Dispensable: capable of being dispensed with or done without; not necessary or essential. If two men “marry” each other, or two women “marry” each other, and if children come under their authority, those children either have no mother or no father in the home. Those who argue for “gay marriage” must think that one parent is dispensable. My question is, which one?

By the way, why do supporters of “gay marriage” discern bigotry is Y!A questions? Is there something in asking a question that refuses to recognize rights for others we enjoy ourselves? If so, what?

It appears to me that anyone who interferes with the freedom of homosexual people to do anything they want to do is a person who is dispensable, at least in the opinion of any homosexual persons involved. That most definitely is true about a child’s father and mother. As far as proponents of the absurdity of homosexual marriage are concerned, the rights of homosexuals in such a relationship are superior to the rights of any other person, especially to any rights of a child adopted by such homosexual couples, or born into such a household with at least one parent not a part of the household.

To bring a child intentionally into a household in which there is not both a father and a mother is gravely selfish, unless the child in question has no other possible place to live – which in the United States and most Western nations almost never is the case. The painful truth is that homosexual couples often are willing to do almost anything to satisfy their own selfish desires. It matters to them not at all that they might subject another person to severe social embarrassment, inadequate parenting, and daily education into a perverted lifestyle. If that’s what a child must endure in order for a homosexual couple to feel fulfilled, then that is what many homosexual couples are willing to inflict on a child.

Vast data exist that show children to be physically and mentally more healthy when they are raised in a household with a married man and woman who are the parents of children in the household. The selfish rubbish published by many researchers throughout the 1960’s and 1970’s that claimed children do just fine in households with divorced or single parents has been shown to be just plain false. Children deserve a mother and a father. If they do not have both, they are deprived.

Moms matter. Dads matter. To deprive a child of a mother or a father is frankly abusive of that child. Children are not accessory items to be added to a household for the pleasure of anyone else in the household. Children have an innate right to be treated as individuals who need a healthy and protective household. Children have a right not to be subjected to the perverted choices and lifestyles of anyone.
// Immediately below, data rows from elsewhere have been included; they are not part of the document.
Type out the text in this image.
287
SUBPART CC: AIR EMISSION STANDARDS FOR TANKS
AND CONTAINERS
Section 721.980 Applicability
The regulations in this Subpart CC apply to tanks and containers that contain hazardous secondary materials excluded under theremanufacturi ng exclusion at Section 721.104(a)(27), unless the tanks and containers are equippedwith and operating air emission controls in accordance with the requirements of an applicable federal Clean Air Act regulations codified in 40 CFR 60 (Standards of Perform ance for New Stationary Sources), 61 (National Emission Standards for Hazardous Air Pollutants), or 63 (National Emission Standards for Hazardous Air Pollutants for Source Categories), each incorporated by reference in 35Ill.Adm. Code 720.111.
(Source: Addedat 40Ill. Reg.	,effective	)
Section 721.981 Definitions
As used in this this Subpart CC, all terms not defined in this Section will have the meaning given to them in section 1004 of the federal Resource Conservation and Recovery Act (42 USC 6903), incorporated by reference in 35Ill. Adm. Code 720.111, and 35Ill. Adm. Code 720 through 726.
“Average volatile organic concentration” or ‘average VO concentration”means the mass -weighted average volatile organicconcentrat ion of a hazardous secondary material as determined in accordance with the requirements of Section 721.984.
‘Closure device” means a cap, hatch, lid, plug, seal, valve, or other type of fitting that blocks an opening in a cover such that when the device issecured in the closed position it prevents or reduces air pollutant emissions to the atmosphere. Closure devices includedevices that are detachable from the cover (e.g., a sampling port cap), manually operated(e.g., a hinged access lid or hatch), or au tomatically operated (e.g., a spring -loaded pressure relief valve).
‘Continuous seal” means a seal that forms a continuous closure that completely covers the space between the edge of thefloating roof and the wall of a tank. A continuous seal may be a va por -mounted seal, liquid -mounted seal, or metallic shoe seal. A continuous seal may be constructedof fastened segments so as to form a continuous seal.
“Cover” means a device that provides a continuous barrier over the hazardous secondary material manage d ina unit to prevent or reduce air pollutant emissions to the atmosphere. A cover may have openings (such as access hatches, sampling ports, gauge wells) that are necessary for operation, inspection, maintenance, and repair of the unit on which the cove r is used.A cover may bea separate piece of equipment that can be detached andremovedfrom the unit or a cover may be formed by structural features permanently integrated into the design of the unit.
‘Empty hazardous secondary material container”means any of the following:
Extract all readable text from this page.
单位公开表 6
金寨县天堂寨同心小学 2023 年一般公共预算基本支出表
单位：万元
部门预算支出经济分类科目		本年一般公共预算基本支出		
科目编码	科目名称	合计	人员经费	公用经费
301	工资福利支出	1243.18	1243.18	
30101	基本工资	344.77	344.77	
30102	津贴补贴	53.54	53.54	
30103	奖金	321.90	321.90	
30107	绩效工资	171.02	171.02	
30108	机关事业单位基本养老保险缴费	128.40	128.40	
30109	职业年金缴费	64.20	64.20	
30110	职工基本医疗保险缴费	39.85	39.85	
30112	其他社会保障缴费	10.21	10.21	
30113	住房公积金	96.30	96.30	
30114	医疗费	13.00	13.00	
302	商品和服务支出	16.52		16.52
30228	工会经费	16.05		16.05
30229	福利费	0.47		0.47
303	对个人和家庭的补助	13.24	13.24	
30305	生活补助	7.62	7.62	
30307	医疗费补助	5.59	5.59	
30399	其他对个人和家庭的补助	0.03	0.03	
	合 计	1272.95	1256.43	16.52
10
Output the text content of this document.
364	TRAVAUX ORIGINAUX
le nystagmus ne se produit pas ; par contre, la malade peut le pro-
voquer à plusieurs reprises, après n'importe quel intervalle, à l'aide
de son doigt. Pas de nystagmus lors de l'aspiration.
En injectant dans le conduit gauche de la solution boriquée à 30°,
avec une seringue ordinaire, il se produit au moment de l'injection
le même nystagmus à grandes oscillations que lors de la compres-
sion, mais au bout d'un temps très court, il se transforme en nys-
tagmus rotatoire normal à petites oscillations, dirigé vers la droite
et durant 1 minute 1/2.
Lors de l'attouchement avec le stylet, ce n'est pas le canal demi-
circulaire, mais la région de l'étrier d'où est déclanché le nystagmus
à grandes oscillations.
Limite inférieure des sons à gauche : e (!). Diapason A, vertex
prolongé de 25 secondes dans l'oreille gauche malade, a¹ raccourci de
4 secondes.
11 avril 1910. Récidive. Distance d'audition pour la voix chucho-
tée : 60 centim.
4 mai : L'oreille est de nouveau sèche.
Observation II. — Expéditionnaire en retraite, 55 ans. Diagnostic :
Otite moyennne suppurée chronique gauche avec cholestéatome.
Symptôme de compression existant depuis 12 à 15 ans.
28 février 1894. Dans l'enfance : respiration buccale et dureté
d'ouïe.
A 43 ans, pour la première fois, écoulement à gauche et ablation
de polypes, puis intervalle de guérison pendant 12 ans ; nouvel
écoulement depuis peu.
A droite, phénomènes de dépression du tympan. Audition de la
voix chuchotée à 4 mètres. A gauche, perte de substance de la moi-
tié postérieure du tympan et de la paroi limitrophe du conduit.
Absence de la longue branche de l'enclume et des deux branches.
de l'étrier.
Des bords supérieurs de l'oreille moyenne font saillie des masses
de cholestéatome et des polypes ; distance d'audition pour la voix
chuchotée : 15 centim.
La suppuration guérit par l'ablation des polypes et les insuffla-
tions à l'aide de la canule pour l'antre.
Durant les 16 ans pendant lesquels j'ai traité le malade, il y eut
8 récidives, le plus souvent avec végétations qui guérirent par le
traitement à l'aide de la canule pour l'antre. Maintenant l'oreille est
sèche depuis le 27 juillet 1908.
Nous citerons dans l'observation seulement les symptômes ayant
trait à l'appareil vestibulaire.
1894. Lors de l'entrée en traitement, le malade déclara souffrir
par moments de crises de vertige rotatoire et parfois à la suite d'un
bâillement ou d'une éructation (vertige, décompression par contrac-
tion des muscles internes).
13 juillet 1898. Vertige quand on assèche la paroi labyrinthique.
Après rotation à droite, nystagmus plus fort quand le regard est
Homosexuality is a perversion. A highly politicized 1970’s election by members of the American Psychiatric Association can not change that. That homosexuality is a perversion does not make people with a homosexual preference rotten human beings who ought to be hated and utterly rejected by society. That homosexuality is a perversion means that society ought NOT to help homosexual people to be content with and fulfilled in their perverted sexuality. It is unreasonable to demand that society call a relationship a marriage when it is utterly contrary to a marriage. Same sex persons can not, by natural definition and by common sense, be married. No law can make an absurdity not be absurd.

If people who have a homosexual preference truly believe that their homosexual relationships are legitimate, then they should stop pretending that those relationships are something that they are not. Homosexual relationships are not marriages. That is a natural fact, and in most places an accepted bit of common sense and civil law. Homosexual relationships are not suitable parental relationships because they necessarily deprive a child of either a mother or father. That is profoundly unjust to a child, and should not be allowed.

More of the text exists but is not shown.